Question

Suppose a solution is prepared by dissolving 15.0 g NaOH in 0.150 L of 0.250 M nitric acid. What is the final concentration of OH− ions in the solution after the reaction has gone to completion. Assume that there is no volume change when adding the grams of NaOH

Answer 1

2.25 M is the final concentration of hydroxide ions ions in the solution after the reaction has gone to completion.

Step-by-step explanation:

Moles of NaOH =
`(15.0 g)/(40 g/mol)=0.375 mol`

Molarity of the nitric acid solution = 0.250 M

Volume of the nitric solution = 0.150 L

Moles of nitric acid = n

`Molarity=(Moles)/(Volume(L))`

`n=0.250 M* 0.150 L=0.0375 mol`

`NaOH+HNO_3\rightarrow NaNO_3+H_2O`

According to reaction, 1 mole of nitric acid recats with 1 mole of NaOH, then 0.0375 moles of nitric acid will react with :

`(1)/(1)* 0.0375 mol` of NaOH

Moles of NaOH left unreacted in the solution =

= 0.375 mol - 0.0375 mol = 0.3375 mol

`NaOH(aq)\rightarrow Na^+(aq)+OH^-(aq)`

1 mole of sodium hydroxide gives 1 mol of sodium ions and 1 mole of hydroxide ions.
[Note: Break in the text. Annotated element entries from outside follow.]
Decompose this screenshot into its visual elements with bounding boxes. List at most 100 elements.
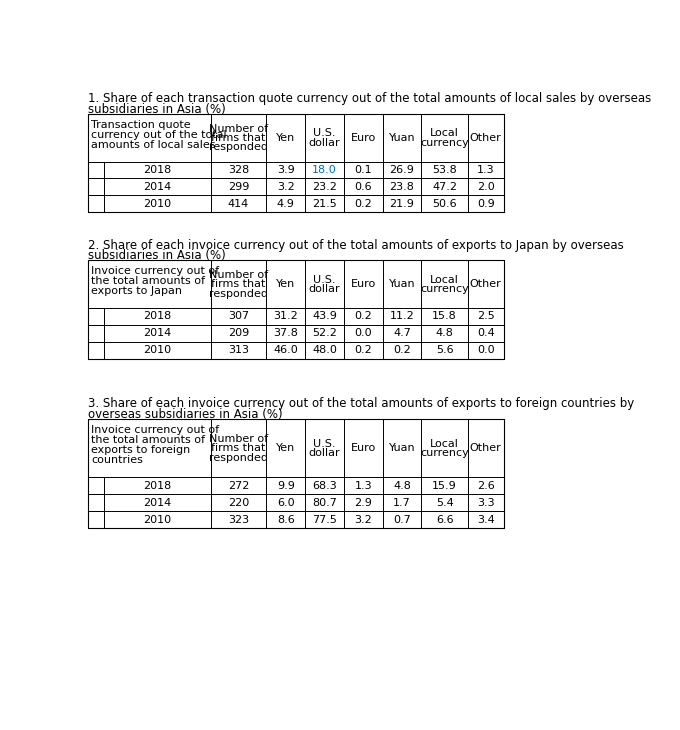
Text: 5.6: 5.6 — [436, 345, 454, 356]
Text: 0.1: 0.1 — [354, 165, 372, 175]
Text: U.S.: U.S. — [313, 128, 336, 139]
Text: exports to Japan: exports to Japan — [91, 286, 182, 296]
Text: 2014: 2014 — [143, 182, 171, 192]
Text: subsidiaries in Asia (%): subsidiaries in Asia (%) — [88, 250, 226, 262]
Text: 2018: 2018 — [143, 165, 171, 175]
Text: currency: currency — [420, 138, 469, 147]
Text: 23.2: 23.2 — [312, 182, 337, 192]
Text: 1.7: 1.7 — [393, 498, 411, 507]
Text: responded: responded — [209, 288, 268, 299]
Text: 1.3: 1.3 — [477, 165, 494, 175]
Text: currency: currency — [420, 448, 469, 458]
Text: 328: 328 — [228, 165, 249, 175]
Text: 37.8: 37.8 — [273, 328, 298, 338]
Text: Yuan: Yuan — [389, 133, 415, 143]
Text: Number of: Number of — [209, 434, 268, 444]
Text: Euro: Euro — [351, 443, 376, 453]
Text: firms that: firms that — [211, 443, 266, 453]
Text: 48.0: 48.0 — [312, 345, 337, 356]
Text: 18.0: 18.0 — [312, 165, 337, 175]
Text: Other: Other — [470, 133, 502, 143]
Text: Yen: Yen — [276, 280, 295, 289]
Text: responded: responded — [209, 453, 268, 463]
Text: amounts of local sales: amounts of local sales — [91, 140, 216, 150]
Text: 3. Share of each invoice currency out of the total amounts of exports to foreign: 3. Share of each invoice currency out of… — [88, 397, 634, 410]
Text: 313: 313 — [228, 345, 249, 356]
Text: 2. Share of each invoice currency out of the total amounts of exports to Japan b: 2. Share of each invoice currency out of… — [88, 239, 624, 252]
Text: 0.2: 0.2 — [393, 345, 411, 356]
Text: 5.4: 5.4 — [436, 498, 454, 507]
Text: firms that: firms that — [211, 133, 266, 143]
Text: 77.5: 77.5 — [312, 515, 337, 525]
Text: 2014: 2014 — [143, 498, 171, 507]
Text: 209: 209 — [228, 328, 249, 338]
Text: 80.7: 80.7 — [312, 498, 337, 507]
Text: 0.2: 0.2 — [354, 199, 372, 209]
Text: 9.9: 9.9 — [277, 480, 294, 491]
Text: 299: 299 — [228, 182, 249, 192]
Text: Local: Local — [430, 128, 459, 139]
Text: dollar: dollar — [309, 284, 340, 294]
Text: 47.2: 47.2 — [432, 182, 457, 192]
Text: 4.7: 4.7 — [393, 328, 411, 338]
Text: 2018: 2018 — [143, 311, 171, 321]
Text: U.S.: U.S. — [313, 439, 336, 449]
Text: 2.5: 2.5 — [477, 311, 494, 321]
Text: 0.2: 0.2 — [354, 311, 372, 321]
Text: 0.6: 0.6 — [354, 182, 372, 192]
Text: 3.9: 3.9 — [277, 165, 294, 175]
Text: 15.9: 15.9 — [432, 480, 457, 491]
Text: 0.9: 0.9 — [477, 199, 494, 209]
Text: 21.9: 21.9 — [390, 199, 414, 209]
Text: Local: Local — [430, 439, 459, 449]
Text: 414: 414 — [228, 199, 249, 209]
Text: 2010: 2010 — [143, 515, 171, 525]
Text: 23.8: 23.8 — [390, 182, 414, 192]
Text: 26.9: 26.9 — [390, 165, 414, 175]
Text: 2014: 2014 — [143, 328, 171, 338]
Text: exports to foreign: exports to foreign — [91, 445, 190, 455]
Text: 3.3: 3.3 — [477, 498, 494, 507]
Text: 43.9: 43.9 — [312, 311, 337, 321]
Text: 220: 220 — [228, 498, 249, 507]
Text: 2010: 2010 — [143, 199, 171, 209]
Text: currency: currency — [420, 284, 469, 294]
Text: subsidiaries in Asia (%): subsidiaries in Asia (%) — [88, 103, 226, 116]
Text: 0.0: 0.0 — [354, 328, 372, 338]
Text: 0.7: 0.7 — [393, 515, 411, 525]
Text: 2.9: 2.9 — [354, 498, 372, 507]
Text: overseas subsidiaries in Asia (%): overseas subsidiaries in Asia (%) — [88, 408, 283, 421]
Text: 0.4: 0.4 — [477, 328, 494, 338]
Text: 307: 307 — [228, 311, 249, 321]
Text: Other: Other — [470, 443, 502, 453]
Text: Invoice currency out of: Invoice currency out of — [91, 425, 220, 435]
Text: 272: 272 — [228, 480, 249, 491]
Text: 323: 323 — [228, 515, 249, 525]
Text: Yuan: Yuan — [389, 443, 415, 453]
Text: dollar: dollar — [309, 138, 340, 147]
Text: firms that: firms that — [211, 280, 266, 289]
Text: 8.6: 8.6 — [277, 515, 294, 525]
Text: 6.0: 6.0 — [277, 498, 294, 507]
Text: 21.5: 21.5 — [312, 199, 337, 209]
Text: 0.0: 0.0 — [477, 345, 494, 356]
Text: U.S.: U.S. — [313, 274, 336, 285]
Bar — [88, 260, 503, 358]
Text: 0.2: 0.2 — [354, 345, 372, 356]
Text: 1.3: 1.3 — [354, 480, 372, 491]
Text: Number of: Number of — [209, 124, 268, 134]
Text: 68.3: 68.3 — [312, 480, 337, 491]
Text: Transaction quote: Transaction quote — [91, 120, 191, 130]
Text: Local: Local — [430, 274, 459, 285]
Text: countries: countries — [91, 455, 143, 465]
Text: 2010: 2010 — [143, 345, 171, 356]
Text: responded: responded — [209, 142, 268, 153]
Text: 3.4: 3.4 — [477, 515, 494, 525]
Text: 4.8: 4.8 — [436, 328, 454, 338]
Text: Yen: Yen — [276, 133, 295, 143]
Text: Invoice currency out of: Invoice currency out of — [91, 266, 220, 276]
Text: 46.0: 46.0 — [273, 345, 298, 356]
Text: Other: Other — [470, 280, 502, 289]
Bar — [88, 114, 503, 212]
Text: the total amounts of: the total amounts of — [91, 276, 205, 286]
Then 0.3375 moles of NaOH will give :

`1* 0.3375 moles=0.3375 mol` of hydroxide ion

The molarity of hydroxide ion in solution ;

`=(0.3375 mol)/(0.150 L)=2.25 M`

2.25 M is the final concentration of hydroxide ions ions in the solution after the reaction has gone to completion.